Malaysia: All in the name of Allah, Islam and Pluralism, NewAgeIslam.com

Islam and Pluralism
Malaysia: All in the name of Allah
By Gwynne Dyer

The row over a Malaysian High Court’s decision allowing non-Muslims to refer to god as ‘Allah’ is getting ugly. The Government must stop playing along with Islamic extremists

In the late-1980s, when I was in the Eastern Province of Saudi Arabia, a friend suggested that I drive out into the desert near Jubail to see the oldest extant Christian church in the world. And there it was, surrounded by a chain-link fence to keep casual visitors and foreign archaeologists out. Experts who saw the site before it was closed said that the church was built by Nestorian Christians, and was probably used from the 4th to the 9th century.

Its existence embarrassed the Saudi Government, which prefers to believe that Arabia went straight from paganism to Islam. But it confirmed the assumption of most historians that Christianity was flourishing in the Arabian Peninsula in the centuries before the rise of Islam. So what did these Arabic-speaking Christians call god? Allah, of course.

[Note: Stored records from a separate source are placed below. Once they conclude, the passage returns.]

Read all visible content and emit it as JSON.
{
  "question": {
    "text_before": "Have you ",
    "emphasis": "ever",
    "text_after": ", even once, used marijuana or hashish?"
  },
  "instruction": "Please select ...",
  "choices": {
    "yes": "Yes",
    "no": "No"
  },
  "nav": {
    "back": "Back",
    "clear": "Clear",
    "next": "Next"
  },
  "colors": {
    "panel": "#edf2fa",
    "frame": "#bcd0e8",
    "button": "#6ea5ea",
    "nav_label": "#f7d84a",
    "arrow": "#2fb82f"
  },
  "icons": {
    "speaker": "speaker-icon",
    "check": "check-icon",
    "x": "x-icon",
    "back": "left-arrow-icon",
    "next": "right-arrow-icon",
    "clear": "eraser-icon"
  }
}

I mention this because last week the Malaysian High Court struck down a three-year-old ban on non-Muslims using the word Allah when they speak of god in the Malay language. The court’s decision was followed by firebomb attacks on three Christian churches in Kuala Lumpur on Thursday night, and on Friday protesters at mosques in Kuala Lumpur carried placards reading “Allah is only for us.”

Prime Minister Najib Razak condemned the attacks on the churches, but he supports the ban on Christians using the word ‘Allah’ in Malay and is appealing the High Court decision.